1. Curtis Granderson: Cano may be making a late surge, but Granderson has been the team's MVP this season. With Alex Rodriguez injured and not his old self this year, Derek Jeter struggling for the first half of the season and even Mark Teixeira, besides his power numbers, not quite having a Teixeira-like year, someone had to pick up the slack and produce more than was expected, and Granderson's been the man to do it. His 5.5 WAR leads the team, and he leads the Yanks in home runs, RBIs, runs scored, triples, OPS, OPS+, as well as leading the league in much of those categories. He picked the right season to have a career year.
5. Terry Collins: The Mets haven't been known for their accountability, hard work or play-the-right-way philosophy the past decade or so, so Collins has had his hands full trying to foster a new, tougher era for the franchise. Maybe too much is made of him or too much credit given to him, but the team just doesn't have much talent on the field this year and he's kept them from having any extended losing streaks or feeling sorry for themselves. His postgame tirade last week was a breath of fresh air after years of Jerry Manuel's guffaws and Willie Randolph and Art Howe's "Well, at least we battled" clichés. If anything, Collins has gotten rid of the "oh-well, who cares, we're not close to contending anyway" attitude. Talent or no talent, he demands that his players play the game the right way for 162 games, and that counts for something.
4. R.A. Dickey: Even though he's relatively old, the knuckleballer is really a greenhorn, with last year being his first full season throwing that novelty pitch. So he was still a mystery coming into this season, not knowing whether 2010 was merely a fluke. But after some early season struggles, Dickey's been the team's best and most consistent starter. He leads the team in ERA (3.35), ERA+ (112), WHIP (1.25), WAR (4.6) and even BB/9 (2.4), and he's a big part of the team's future. Jon Niese will be here next year (and hopefully Johan Santana), but who knows about any of the other starters. It looks like Dickey's the real thing after all.

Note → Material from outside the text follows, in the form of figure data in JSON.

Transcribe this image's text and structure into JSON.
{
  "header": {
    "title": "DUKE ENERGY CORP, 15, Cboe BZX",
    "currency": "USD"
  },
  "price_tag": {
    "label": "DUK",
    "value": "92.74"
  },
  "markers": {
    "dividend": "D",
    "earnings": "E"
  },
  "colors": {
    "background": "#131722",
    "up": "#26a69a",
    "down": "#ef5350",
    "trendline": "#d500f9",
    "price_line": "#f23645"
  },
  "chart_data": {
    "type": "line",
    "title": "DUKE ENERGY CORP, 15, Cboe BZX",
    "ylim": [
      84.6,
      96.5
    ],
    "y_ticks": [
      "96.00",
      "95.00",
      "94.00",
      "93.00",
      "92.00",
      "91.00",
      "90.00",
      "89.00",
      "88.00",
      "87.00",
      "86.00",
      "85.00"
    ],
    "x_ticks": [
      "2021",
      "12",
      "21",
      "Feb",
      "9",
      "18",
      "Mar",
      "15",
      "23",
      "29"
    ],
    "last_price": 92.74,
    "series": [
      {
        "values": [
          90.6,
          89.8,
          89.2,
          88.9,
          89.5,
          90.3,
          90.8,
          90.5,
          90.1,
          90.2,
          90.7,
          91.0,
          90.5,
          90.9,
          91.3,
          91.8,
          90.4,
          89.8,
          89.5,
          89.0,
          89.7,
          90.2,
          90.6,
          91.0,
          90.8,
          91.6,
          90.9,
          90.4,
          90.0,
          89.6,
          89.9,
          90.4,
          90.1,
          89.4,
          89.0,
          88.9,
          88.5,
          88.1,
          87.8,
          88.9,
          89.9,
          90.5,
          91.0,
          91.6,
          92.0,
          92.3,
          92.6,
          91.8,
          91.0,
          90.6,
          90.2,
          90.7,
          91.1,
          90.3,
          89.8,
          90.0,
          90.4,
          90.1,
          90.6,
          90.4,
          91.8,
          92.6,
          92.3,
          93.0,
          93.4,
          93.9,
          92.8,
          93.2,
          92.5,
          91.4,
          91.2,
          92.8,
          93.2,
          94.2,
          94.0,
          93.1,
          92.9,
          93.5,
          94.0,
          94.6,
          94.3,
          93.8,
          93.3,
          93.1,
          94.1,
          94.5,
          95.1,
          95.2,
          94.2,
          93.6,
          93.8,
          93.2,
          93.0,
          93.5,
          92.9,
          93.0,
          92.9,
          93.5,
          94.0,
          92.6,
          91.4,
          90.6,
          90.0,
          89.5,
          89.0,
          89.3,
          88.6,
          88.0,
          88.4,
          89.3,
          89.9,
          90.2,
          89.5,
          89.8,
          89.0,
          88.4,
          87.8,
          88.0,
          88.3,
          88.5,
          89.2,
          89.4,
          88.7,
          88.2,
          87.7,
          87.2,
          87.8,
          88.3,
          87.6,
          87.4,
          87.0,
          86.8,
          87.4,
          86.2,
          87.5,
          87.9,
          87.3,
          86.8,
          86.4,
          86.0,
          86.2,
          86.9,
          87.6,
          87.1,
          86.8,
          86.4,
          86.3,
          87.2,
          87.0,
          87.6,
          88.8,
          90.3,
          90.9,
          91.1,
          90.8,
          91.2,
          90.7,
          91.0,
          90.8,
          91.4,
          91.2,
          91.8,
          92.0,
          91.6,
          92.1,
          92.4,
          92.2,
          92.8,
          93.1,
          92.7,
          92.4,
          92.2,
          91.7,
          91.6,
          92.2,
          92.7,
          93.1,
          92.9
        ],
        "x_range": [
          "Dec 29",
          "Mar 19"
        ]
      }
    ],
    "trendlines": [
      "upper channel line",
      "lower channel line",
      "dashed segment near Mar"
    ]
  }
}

3. Carlos Beltran: Along with Jose Reyes, Beltran carried the team the first half of the season, so that counts for something, and he, amazingly enough (or maybe not so amazing), still leads the team in home runs, RBIs and doubles. But even though he's no longer with the Mets, he gave them a parting gift in Zach Wheeler, so his 2011 season was important just for that trade. When was the last time the Mets traded for the future, getting a big-time prospect in return for a veteran?
2. Lucas Duda: This year is all about next year for the Mets (and maybe even the year after that), so any infusion of youth and hope the team can find, the better. Duda's taking full advantage of his extended playing time, and after his struggles last season and the first 100 at-bats or so this year, he's taken huge strides in his plate discipline and knowledge of the strike zone, and now his power is starting to bloom. With the Mets most likely not spending money this off-season, Duda looks like a shoe-in as the team's 2012 right fielder. Ruben Tejada gets an honorable mention nod, as well.
1. Jose Reyes: The dynamic shortstop has been the Mets' best player this year, giving the team's fans something to cheer for and get excited about. He was so good and so popular the question of whether the Mets would trade him became moot by the trade deadline. Now all he has to do is re-sign with the club -- oh, and stay healthy as well, which, is, of course, the biggest question mark surrounding the shortstop. But Reyes is now seen as part of the solution and not part of the problem. And he may be the first-ever batting champion in franchise history.